8. Itinerary? Blah – make it up as you go along
I’ve done my fair share of group tours and I’ve always enjoyed them. But there is nothing like exploring on your own terms. Staying longer when others have left or getting there earlier when no one else is around. Soak up those opportunities to live in the moment without an agenda or itinerary to adhere to – they can be rare.
9. Destinations off the beaten tourist track push your buttons
I can technically say I’ve been to the USA (Hawaii) but it’s not somewhere that is on my hit list. I consider it’ll be a place I’ll visit when I’m in my 70’s. The only attractions are Yosemite, Grand Canyon, Rocky Mountains and so on. If it’s popular – you probably won’t see me there unless I’m in transit. My favourite countries in the last few years have been Burma and Iceland. So much more than I expected and felt blessed to meet the locals and their customs, try their food (their beer) and immerse myself in everything that they have to offer.
10. A camera is your number one travel item
I only use my iPhone 6+ and I’ve done an online editing course which makes my pictures even better. If you lose a charger or cord they are easily replaceable (except in Jordan and Egypt as they are considered expensive, so mostly Samsung there). I upload to the Cloud whenever I can and if I’m travelling with a computer I’ll dump them onto the desktop as well. Yes an iPhone doesn’t do great night photos or close-ups but the technology is getting better and frankly, carrying around chargers, lenses, camera bodies, memory cards etc. etc. is less time I can be meeting locals.
11. The unknown inspires you
Ah Iceland. Can’t talk enough about it. What I thought it would be like and what it was were two very different things. From green valleys to icebergs, then underground hot pools. Oh and the food, the people, the vistas. Again, a serendipitous experience – not expected but so desirable.

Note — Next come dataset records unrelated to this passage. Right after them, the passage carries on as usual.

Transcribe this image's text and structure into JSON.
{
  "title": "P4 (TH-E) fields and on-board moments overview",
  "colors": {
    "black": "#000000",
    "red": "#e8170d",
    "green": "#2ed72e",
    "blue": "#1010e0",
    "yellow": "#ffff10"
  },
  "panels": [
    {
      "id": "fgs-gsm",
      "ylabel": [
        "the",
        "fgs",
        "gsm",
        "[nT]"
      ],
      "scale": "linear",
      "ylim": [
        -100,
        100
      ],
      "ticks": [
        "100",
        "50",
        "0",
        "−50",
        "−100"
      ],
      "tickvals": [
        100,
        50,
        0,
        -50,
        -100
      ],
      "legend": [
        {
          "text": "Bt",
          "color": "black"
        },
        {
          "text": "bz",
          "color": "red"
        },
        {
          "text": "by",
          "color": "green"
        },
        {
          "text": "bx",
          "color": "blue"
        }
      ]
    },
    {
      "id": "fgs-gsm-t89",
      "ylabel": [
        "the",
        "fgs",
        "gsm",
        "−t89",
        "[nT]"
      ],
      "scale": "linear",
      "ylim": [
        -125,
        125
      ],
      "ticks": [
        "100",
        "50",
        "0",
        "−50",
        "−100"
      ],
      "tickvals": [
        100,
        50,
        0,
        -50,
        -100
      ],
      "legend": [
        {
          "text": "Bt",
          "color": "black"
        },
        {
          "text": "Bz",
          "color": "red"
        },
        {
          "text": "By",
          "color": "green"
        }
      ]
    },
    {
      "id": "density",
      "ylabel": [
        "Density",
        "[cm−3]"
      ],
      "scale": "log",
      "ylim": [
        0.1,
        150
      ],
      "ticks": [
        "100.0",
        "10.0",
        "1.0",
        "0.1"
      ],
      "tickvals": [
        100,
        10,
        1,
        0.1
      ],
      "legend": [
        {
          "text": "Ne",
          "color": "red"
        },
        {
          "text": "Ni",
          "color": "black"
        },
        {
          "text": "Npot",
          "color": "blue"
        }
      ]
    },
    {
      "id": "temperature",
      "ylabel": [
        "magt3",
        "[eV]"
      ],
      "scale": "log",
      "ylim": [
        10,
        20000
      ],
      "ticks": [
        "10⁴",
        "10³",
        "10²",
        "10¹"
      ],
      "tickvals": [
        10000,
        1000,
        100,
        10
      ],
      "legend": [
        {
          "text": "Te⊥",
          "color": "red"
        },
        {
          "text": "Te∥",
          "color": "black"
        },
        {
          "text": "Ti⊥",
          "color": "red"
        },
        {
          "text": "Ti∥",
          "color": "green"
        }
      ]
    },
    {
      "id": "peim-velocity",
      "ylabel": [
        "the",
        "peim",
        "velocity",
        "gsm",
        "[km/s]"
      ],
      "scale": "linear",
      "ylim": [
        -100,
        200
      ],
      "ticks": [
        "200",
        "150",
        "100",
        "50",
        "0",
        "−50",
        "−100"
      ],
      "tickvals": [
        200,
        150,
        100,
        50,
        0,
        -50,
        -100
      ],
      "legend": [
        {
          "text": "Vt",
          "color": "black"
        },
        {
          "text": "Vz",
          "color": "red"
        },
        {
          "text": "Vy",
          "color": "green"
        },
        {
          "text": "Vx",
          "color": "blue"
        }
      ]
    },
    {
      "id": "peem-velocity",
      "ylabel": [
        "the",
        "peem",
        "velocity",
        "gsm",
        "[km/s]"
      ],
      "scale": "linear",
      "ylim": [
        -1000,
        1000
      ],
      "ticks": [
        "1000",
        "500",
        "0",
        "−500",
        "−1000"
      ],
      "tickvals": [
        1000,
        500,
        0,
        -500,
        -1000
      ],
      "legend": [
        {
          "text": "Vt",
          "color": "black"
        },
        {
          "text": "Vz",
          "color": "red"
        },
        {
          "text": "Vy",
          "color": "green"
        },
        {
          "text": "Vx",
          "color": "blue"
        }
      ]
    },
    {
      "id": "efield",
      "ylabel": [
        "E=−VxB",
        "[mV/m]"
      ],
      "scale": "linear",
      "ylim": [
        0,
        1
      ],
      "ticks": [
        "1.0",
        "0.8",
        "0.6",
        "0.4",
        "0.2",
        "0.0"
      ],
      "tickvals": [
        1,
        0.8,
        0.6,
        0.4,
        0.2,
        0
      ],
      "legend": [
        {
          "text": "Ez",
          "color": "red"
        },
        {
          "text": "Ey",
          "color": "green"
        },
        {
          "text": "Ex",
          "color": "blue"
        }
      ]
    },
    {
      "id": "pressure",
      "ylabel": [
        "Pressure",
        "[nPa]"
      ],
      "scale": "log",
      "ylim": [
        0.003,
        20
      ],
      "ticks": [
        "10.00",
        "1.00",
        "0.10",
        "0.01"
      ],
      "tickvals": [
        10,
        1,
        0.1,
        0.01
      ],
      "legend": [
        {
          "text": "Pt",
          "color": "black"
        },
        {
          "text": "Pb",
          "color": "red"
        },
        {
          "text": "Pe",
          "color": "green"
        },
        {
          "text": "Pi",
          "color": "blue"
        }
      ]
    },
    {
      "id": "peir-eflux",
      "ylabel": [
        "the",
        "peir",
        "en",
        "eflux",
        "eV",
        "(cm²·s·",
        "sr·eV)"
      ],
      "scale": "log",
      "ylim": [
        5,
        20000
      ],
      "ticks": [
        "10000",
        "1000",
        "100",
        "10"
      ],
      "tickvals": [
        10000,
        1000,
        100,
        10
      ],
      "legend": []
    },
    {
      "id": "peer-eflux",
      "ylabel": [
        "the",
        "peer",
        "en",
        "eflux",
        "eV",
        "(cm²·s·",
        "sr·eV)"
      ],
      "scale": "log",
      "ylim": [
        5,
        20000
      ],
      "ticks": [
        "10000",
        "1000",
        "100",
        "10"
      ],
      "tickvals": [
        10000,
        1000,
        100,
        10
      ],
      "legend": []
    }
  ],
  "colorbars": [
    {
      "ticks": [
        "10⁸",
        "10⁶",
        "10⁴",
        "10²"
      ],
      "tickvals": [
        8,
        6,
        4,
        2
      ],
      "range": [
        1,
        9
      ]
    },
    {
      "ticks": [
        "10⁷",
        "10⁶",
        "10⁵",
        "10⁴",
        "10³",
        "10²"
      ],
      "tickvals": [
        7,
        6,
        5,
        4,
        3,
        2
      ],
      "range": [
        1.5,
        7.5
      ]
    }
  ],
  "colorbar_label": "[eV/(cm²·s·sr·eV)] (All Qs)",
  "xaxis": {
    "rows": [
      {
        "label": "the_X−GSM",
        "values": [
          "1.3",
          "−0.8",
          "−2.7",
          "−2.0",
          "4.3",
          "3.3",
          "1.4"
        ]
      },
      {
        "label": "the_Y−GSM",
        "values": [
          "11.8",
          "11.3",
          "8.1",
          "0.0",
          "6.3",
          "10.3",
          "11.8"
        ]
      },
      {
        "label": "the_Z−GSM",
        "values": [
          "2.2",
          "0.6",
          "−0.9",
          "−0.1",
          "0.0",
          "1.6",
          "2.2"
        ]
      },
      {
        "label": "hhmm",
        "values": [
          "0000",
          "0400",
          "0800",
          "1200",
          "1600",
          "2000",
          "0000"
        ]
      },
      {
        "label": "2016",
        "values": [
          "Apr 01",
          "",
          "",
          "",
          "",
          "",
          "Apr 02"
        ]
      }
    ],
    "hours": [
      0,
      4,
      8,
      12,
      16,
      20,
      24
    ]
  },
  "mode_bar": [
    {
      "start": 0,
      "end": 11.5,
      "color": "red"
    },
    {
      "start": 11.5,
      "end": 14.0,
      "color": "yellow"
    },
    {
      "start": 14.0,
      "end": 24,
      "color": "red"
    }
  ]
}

12. New country different food and cultures yearn within you
Now I didn’t try the minke whale in Iceland, nor the puffin – I do have my boundaries. But I did try grasshoppers in Thailand recently but only because I met an American woman who was sharing. No they don’t taste like chicken and yes they tickled as they went down my throat. I’ve only ever got sick travelling from eating two things – spaghetti bolognese in Bombay (Mumbai) and samosas in Arusha in Tanzania. Both made me very ill but since then – nothing. I’m more prudent and happy to eat off the streets and vendors if I see it cooked in front of me. Plus the culture. Drinking kava with a family of teachers or in Burma eating lunch with school children. Ahhh, that’s what travel is about.
13. Scrolling through Netflix looking for travel documentary and travel shows is a pastime
Sometimes I have to just not look at doco’s or I’ll get the itchy bug to travel when I can’t afford it or don’t have enough holidays accrued. Then there are days I just binge on everything that is available about travel. It’s a great way of seeing what’s around and places you can visit, give you ideas and new adventures.
14. An adventure hasn’t finished before you’re thinking of your next one
So as I enter Jordan across the Red Sea, I was looking over to Israel and was planning how I could visit that country on another trip. Syria to the north is in turmoil and I’m no hero so wasn’t go anywhere near that country. But it doesn’t stop. I’m always thinking of the next adventure, the next adventure. Hoping it’s Cuba in 2017.
15. Being somewhere totally new and different is when you feel you are truly happy
I’m blessed that my work has me in forests, mountains, lakes, oceans and more but there is never enough. I live in a street where literally, kangaroos hop down the street and cockatoos line up on my front deck waiting for their seed. Even in my own home, I found peace and joy. I chose to live here because it connects me with the outdoors and the environment and grounds me about who I am and why I’m here.
Now it’s your turn.
What makes you travel, tips, parts of you that yearn for more adventures?